Whether the orange man wins or loses, for his presence in the conversation is telling enough, like a child at the precipice of adulthood — when one understands one is responsible for one’s own life — America is experiencing a coming of age: A crossroads. As disparity and distrust peak amongst her people, we are witnessing the currents of our systems crash under their own volume: hubris. As they age, she is seeing that her mother, capitalism, and her father, imperialism, are — under all their romantic vibrance and dignity — as fragile as she is, and, too, human. No longer can they protect her from the world they tried, as hard as they failed, to shelter her from. And, as anyone watching their parents age and ready to rot, part of her is in a childlike denial, and part of her knows too well what she must do. But that denial is rooted in trauma; the symptoms of her growth. Despite what it seems, however, the tracts of slavery, segregation, labor violence, colonialism, corporate corrutption, and tribalism are not where she bleeds; those will be the necessary phases of her growth — those moments are the calcium in the bones of her shins and her hands, as inseparable to her character as the genomes in her cells: Her awesome power she’ll use to grow and guide. Where the wounds are, are in the parts of her in denial of her experiences, who don’t want to learn the lessons of hardship. And the hard truth we have to understand is that she will never overcome her contradictions. She will try, but because she is composed of people, she, as an entity, is very human, and for humans, hurting and living are anything but exclusive. As with her parents, imperfection is what she so violently keeps from the world. But this is where we step — when we accept our history and the social forces that bend us, we see that we are no different from any other country. 

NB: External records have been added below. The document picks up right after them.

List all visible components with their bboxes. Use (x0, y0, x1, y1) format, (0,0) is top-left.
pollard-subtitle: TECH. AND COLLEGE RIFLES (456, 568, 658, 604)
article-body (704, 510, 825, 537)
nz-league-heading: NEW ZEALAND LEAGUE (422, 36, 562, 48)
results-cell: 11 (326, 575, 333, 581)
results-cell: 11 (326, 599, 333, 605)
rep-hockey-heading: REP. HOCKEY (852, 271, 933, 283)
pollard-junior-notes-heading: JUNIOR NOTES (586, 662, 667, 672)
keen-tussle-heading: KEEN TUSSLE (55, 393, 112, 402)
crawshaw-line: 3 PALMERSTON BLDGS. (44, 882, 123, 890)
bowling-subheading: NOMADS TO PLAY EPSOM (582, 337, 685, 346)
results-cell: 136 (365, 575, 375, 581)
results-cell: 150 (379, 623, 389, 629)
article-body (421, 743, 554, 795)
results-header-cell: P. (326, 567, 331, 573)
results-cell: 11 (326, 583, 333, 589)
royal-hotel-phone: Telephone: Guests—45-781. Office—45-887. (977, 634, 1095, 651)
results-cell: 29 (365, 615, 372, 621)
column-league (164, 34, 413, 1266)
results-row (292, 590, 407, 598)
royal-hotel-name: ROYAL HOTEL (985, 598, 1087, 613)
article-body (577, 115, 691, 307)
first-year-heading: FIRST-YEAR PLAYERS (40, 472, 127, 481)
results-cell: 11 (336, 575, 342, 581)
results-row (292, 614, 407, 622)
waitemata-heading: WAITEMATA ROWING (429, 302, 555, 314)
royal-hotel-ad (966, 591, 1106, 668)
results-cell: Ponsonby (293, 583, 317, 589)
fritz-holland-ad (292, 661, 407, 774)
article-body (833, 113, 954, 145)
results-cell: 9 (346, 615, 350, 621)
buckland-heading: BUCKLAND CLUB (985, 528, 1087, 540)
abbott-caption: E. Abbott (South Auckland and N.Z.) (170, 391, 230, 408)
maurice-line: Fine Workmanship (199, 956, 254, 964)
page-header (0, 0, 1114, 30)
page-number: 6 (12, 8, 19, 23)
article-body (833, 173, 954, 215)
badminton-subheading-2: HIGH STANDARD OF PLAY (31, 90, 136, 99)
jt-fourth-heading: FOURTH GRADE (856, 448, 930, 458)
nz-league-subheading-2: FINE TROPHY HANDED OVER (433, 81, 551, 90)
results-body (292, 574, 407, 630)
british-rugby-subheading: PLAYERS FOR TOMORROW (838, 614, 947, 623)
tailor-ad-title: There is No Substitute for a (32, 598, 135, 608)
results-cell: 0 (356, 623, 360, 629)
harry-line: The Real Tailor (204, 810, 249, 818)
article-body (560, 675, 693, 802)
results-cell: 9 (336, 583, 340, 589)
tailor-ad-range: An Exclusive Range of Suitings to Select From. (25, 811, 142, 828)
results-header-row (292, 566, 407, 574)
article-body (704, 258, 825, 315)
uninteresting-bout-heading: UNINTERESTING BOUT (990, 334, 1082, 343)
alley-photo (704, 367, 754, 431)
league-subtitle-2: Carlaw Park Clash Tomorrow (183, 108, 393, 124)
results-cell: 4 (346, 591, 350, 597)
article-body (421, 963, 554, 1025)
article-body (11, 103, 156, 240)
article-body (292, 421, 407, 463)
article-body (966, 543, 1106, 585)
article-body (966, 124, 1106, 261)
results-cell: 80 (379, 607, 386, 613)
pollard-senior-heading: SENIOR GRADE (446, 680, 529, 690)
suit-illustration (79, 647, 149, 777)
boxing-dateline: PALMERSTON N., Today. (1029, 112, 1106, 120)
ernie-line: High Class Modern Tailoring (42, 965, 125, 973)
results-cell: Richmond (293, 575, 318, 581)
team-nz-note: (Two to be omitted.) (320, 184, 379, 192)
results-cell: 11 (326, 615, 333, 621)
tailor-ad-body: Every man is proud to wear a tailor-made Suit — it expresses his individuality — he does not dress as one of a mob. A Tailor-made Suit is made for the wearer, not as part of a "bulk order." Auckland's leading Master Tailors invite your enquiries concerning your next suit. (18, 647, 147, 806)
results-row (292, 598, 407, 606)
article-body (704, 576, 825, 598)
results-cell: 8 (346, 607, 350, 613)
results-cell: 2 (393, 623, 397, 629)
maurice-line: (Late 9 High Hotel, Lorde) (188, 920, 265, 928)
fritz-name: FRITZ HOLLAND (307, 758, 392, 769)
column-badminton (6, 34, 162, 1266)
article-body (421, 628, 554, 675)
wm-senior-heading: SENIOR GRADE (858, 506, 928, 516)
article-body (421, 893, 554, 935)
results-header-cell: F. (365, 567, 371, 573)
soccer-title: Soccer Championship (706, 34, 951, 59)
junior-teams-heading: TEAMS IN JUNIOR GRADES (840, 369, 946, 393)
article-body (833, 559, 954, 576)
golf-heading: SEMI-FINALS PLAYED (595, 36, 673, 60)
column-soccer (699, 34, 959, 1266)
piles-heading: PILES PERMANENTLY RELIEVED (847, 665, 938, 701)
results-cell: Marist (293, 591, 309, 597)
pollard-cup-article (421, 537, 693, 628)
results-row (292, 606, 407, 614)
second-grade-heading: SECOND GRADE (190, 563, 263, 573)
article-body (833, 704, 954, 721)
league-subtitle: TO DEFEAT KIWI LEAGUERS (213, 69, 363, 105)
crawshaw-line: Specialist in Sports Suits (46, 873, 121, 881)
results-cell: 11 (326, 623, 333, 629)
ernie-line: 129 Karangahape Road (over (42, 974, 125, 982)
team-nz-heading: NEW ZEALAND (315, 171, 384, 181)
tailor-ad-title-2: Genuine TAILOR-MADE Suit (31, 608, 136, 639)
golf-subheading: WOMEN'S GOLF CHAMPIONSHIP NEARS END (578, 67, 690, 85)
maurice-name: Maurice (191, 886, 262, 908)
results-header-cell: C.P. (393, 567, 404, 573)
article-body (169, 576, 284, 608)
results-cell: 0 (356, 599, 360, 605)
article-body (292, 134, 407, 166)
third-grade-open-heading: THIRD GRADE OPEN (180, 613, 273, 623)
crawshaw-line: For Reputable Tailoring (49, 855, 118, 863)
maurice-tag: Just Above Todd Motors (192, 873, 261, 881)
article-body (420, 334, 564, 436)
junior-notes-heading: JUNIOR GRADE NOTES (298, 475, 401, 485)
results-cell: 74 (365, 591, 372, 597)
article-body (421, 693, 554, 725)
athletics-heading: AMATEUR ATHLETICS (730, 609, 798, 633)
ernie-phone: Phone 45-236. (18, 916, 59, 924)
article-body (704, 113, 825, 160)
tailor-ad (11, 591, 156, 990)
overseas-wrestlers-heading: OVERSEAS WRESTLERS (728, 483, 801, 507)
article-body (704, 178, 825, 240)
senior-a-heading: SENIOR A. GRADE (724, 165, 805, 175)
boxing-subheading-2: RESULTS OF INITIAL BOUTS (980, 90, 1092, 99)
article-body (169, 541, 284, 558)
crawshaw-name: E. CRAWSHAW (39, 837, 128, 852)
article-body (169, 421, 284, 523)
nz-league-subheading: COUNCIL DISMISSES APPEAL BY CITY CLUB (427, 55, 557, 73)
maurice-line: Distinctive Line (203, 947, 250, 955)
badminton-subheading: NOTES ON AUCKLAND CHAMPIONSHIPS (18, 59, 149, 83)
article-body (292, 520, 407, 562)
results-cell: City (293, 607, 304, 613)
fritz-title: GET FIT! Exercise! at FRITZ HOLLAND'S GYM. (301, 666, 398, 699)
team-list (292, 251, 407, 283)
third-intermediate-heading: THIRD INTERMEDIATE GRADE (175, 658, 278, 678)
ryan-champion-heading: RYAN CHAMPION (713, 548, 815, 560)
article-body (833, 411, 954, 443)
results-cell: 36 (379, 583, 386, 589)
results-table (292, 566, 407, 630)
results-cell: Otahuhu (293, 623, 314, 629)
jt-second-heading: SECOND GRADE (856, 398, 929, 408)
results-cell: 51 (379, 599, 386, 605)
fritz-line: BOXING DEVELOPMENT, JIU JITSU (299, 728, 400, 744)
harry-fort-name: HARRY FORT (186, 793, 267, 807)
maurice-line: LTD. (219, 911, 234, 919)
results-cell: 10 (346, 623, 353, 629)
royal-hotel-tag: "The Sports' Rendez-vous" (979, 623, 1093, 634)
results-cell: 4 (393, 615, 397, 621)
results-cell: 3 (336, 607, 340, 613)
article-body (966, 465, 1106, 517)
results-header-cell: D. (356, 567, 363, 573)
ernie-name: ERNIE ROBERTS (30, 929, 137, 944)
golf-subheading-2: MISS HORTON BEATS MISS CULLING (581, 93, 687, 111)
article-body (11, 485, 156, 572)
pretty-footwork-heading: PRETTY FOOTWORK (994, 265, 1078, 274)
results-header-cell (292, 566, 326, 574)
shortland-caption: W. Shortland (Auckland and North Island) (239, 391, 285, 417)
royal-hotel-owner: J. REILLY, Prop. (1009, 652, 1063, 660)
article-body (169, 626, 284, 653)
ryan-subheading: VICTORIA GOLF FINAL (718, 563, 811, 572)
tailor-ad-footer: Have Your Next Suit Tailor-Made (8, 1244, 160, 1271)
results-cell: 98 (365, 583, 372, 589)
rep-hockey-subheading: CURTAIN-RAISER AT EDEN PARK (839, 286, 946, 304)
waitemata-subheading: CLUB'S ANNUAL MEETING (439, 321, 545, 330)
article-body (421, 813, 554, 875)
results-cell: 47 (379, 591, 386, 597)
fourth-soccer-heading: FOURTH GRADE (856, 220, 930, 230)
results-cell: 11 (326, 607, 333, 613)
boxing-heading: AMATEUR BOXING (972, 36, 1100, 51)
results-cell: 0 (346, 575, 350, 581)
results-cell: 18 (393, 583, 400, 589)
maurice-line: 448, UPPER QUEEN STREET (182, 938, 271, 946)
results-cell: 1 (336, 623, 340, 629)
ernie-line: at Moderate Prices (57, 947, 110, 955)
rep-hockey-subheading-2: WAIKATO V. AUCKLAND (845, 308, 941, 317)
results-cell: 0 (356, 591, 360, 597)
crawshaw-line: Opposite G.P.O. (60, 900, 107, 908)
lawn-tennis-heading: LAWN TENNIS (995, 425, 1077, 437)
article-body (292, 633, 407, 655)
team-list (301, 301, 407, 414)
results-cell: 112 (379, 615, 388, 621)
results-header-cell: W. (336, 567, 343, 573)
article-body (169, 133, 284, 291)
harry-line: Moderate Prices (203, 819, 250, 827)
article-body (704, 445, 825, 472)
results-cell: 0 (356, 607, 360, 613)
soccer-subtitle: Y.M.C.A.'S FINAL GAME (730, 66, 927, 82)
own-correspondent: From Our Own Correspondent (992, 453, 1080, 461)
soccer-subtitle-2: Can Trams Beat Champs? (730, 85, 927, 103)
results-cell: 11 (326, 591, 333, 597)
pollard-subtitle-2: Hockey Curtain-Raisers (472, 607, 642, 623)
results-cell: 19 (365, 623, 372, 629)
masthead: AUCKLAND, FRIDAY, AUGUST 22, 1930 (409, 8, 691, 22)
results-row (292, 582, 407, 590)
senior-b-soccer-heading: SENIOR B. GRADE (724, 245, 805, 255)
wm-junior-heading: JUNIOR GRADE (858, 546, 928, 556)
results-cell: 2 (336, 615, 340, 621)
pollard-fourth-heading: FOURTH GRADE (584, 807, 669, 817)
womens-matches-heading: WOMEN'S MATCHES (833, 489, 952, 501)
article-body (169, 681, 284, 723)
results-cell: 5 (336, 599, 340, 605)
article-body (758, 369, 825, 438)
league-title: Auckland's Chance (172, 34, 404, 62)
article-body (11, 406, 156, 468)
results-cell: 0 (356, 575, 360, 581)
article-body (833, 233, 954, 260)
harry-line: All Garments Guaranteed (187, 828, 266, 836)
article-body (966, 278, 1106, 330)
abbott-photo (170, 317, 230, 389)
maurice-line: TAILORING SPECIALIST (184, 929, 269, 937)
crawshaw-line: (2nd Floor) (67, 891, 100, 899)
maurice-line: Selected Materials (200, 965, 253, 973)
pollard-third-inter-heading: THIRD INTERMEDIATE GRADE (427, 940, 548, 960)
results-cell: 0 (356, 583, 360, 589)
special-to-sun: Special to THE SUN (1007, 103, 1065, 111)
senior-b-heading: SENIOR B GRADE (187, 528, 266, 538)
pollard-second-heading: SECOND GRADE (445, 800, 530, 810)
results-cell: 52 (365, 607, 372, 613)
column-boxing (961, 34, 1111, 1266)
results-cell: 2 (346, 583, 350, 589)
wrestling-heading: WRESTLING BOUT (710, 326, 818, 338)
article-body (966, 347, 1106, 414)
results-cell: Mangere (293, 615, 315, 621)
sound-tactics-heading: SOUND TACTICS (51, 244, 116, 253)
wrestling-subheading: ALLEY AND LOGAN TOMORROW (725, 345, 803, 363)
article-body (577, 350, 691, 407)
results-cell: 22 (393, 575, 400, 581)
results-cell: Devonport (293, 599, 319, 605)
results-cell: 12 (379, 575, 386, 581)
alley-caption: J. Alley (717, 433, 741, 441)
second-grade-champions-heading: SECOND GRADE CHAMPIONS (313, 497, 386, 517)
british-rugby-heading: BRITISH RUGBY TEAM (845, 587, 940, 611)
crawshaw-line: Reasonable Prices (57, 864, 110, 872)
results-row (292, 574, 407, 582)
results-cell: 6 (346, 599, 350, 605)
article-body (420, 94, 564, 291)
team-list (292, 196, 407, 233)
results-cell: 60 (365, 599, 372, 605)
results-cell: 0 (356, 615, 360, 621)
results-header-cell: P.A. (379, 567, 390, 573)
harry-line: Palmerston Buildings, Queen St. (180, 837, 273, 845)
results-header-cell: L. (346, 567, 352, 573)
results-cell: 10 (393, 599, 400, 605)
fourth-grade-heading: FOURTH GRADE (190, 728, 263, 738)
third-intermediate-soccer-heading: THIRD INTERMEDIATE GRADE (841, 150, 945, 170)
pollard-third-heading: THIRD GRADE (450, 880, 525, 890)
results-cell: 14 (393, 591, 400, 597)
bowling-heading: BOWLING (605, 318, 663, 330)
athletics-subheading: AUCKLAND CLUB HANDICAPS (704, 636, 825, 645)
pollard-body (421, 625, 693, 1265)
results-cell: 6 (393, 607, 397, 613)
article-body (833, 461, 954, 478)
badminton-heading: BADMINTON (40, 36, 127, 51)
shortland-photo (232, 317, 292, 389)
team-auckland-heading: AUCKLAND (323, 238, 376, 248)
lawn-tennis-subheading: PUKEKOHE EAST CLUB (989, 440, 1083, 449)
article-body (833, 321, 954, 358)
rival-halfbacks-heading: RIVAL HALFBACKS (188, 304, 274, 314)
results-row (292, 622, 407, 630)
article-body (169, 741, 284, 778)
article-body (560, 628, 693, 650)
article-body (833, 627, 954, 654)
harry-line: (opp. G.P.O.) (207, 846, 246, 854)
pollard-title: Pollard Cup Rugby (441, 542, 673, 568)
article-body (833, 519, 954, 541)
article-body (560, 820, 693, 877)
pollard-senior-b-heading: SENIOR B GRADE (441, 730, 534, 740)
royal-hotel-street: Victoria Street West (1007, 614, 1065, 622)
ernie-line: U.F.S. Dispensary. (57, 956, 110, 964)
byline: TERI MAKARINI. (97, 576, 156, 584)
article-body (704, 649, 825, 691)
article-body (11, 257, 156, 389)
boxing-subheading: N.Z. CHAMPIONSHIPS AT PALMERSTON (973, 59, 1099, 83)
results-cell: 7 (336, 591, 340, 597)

We are susceptible to fascism, violence, ignorance — as we are capable of equality, nobility, and enlightenment. We can fall. But we can build. And, understanding this duality, we can use these times of hurt, blood, noise, lies, and tears as time for reflection —  instead of a time of denial, exhaustion, war. When a man can be shot seven times in his back by a cop, and his brothers and sisters are devoid of surprise, and when a man can murder two of his brothers who were protesting the injustice that crippled that same victim, and be praised by the commander in chief  — we are doing anything but going backwards. What is important now: To see what looks like collapse, failure, ignorance, as evidence of our — coming — growth and inextricable humanity. And our despair, at least, is proof that we are fighting for and against something very important — to all of us.